Unerwünschte E-Mails: Wie Du mit Spam umgehen solltest

Mail.Berlin Schutz vor Spam

Ein Großteil der weltweit verschickten E-Mails sind Spam und damit unerwünschter Ballast in Deinem Postfach. Wir geben Tipps, wie Du mit ihm umgehen und ihn dauerhaft reduzieren kannst.

Was ist Spam?

Wenn Du ein E-Mail-Konto eingerichtet hast, bist Du bestimmt schon einmal von Spam belästigt worden.
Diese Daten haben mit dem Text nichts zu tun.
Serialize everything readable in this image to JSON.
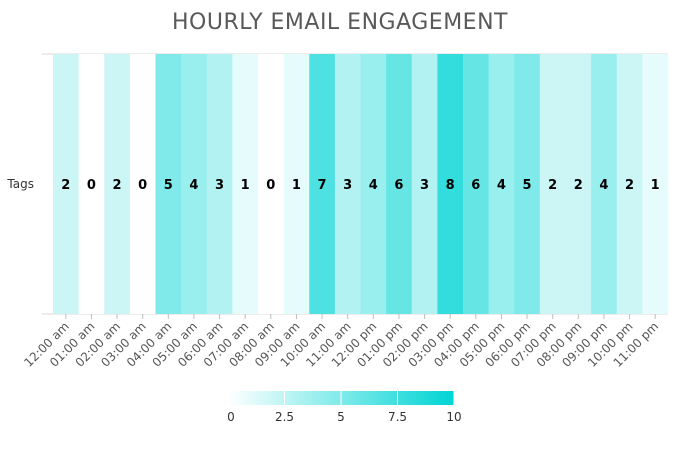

Benannt nach dem nicht besonders ansehnlichen amerikanischen Dosenfleisch, das in einem Monty-Python-Sketch hunderte Male in wenigen Minuten genannt wurde, flattern diese ungebetenen Mails bereits seit den frühen 90er Jahren in die E-Mail-Postfächer dieser Welt. Spam ist vor allem eines: unerwünscht. Die E-Mails werden unaufgefordert verschickt und bieten beispielsweise oftmals wirkungslose Produkte an, wollen Daten sammeln oder sind im schlimmeren Fall mit Viren belastet oder für Betrug erstellt.

Warum Du Spam bekommst und was Du dagegen tun kannst

Die unerwünschten E-Mails erreichen im Grunde jede Person mit einem E-Mail-Postfach, auch wenn diese niemals ihre E-Mail-Adresse irgendwo angegeben hat. Trotzdem solltest Du mit dem Verteilen Deiner E-Mail-Adresse sparsam umgehen. Beispielsweise Online-Gewinnspiele sind oftmals lediglich ein Werkzeug, um Adressen zu sammeln. Schaue deshalb beim Anmelden bei neuen Portalen oder Netzwerken in die AGB. Wenn dort angegeben ist, dass die E-Mail-Adresse für Werbezwecke verwendet werden darf, ist der Spam-Regen bereits vorprogrammiert. Hinzu kommt, dass Bots das Internet permanent nach E-Mail-Adressen durchsuchen und diese auch ohne Zutun der Nutzerinnen und Nutzer gespeichert werden. Trotzdem hilft es sehr, beim Registrieren auf die AGB zu achten und nicht allzu frei mit Deiner Adresse umzugehen.

Was tun im Postfach

Wenn regelmäßig Spam in Deinem Postfach eintrifft, kannst Du mit den richtigen Handlungen gegensteuern. Die meisten betroffenen Personen löschen diese E-Mails direkt aus ihrem Postfach. Obwohl das eine sichere Variante ist, hilft das nicht gegen neue Wellen von unerwünschten E-Mails. Hier ist ein Verschieben in den Spam-Ordner Deines Postfaches sinnvoller, denn das Programm lernt permanent dazu und muss dafür regelmäßig mit den neusten Varianten gefüttert werden, um diese zu erkennen. Auch umgekehrt lernt das Programm, wenn beispielsweise E-Mails versehentlich in den Spam-Filter gelangt sind – das richtige Sortieren ist deshalb besonders wichtig. Abgesehen davon hilft es, die gängigen Formulierungen und Betreffzeilen selbst erkennen zu lernen, damit Du sie nicht versehentlich öffnest. Ein guter Virenschutz auf Deinem Computer oder Deinem Handy hilft und bewahrt dich vor dem Schlimmsten, falls Du doch mal zu schnell auf Öffnen geklickt hast.